Strategy and advocacy
The team is heavily involved with the planning, monitoring and implementation of programmes at programme/field level, however the team also benefits from Oxfam’s expertise with their media and advocacy teams. This gives our EFSL specialists the opportunity to use their skills and knowledge to feed into strategy and advocacy work to influence the various aid actors; NGOs, UN agencies, governments and donors. This may be strategic advocacy at the country level around location and type of intervention or it may be high-level strategic advocacy to key stakeholders. A good example of this is the team’s current work on, cash and market interventions that is increasingly being adopted across the aid sector.
Current EFSL work
For many years Oxfam has been constructively critical of food aid coming from wealthy donor countries. It can have harmful effects by undermining local production and trade and therefore the livelihoods of poor people themselves. Food aid, sometimes sends prices down and hurts farmers and local traders. Consequently, Oxfam is pioneering the use of “cash transfers” in emergency situations. Where there is food available locally but people can’t afford it, Oxfam advocates the provision of cash aid instead of food. It’s both quicker and cheaper, because food doesn’t need to be shipped over large distances before being distributed. Also Oxfam is a lead agency in the piloting of an approach to determine how agencies can best support local markets and livelihoods. This cutting edge work is changing the way in which the humanitarian system is responding to food crises.
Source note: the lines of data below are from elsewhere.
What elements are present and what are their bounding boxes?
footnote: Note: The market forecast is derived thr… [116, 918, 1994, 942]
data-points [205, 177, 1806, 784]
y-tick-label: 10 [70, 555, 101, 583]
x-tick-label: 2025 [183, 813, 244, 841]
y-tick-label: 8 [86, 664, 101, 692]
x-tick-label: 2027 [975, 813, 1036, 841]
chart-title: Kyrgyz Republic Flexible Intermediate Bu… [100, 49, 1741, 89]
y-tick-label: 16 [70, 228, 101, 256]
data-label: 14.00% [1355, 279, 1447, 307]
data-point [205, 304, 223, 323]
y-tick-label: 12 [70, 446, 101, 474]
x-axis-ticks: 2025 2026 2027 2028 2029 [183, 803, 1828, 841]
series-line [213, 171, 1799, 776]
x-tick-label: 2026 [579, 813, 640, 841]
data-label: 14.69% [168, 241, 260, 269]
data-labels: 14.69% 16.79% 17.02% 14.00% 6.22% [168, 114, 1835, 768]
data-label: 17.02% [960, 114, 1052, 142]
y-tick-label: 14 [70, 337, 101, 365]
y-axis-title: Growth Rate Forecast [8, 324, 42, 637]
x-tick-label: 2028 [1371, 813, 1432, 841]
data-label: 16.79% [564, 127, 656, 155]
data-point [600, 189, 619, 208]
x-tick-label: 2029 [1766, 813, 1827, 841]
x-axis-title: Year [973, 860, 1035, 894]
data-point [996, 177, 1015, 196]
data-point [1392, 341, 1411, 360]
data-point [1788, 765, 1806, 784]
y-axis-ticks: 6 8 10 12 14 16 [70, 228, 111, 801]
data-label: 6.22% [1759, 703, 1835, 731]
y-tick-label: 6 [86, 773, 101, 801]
History of EFSL work in Oxfam
Oxfam GB’s food and nutrition approach has been at the forefront of humanitarian food and livelihood work and EFSL specialists have been heavily involved in the development of techniques and approaches that are widely used today. In particular Oxfam was one of the first agencies to highlight the potentially harmful effects of international food aid in some situations, as far back as 1982 with the publication of Against the Grain: The Dilemma of Project Food Aid. This ability to challenge the status quo and move things forward continues today and Oxfam is still at the cutting edge of humanitarian thinking with the development of cash transfer and market based approaches that aim to save lives AND save livelihoods.
Current scope of Oxfam's EFSL work
Emergency Food Security and Livelihoods work accounted for approximately 45 per cent of Oxfam's humanitarian expenditure between 2001 and 2006. This is likely to grow steadily over the next three years whilst we focus on further improving the quality of our EFSL work.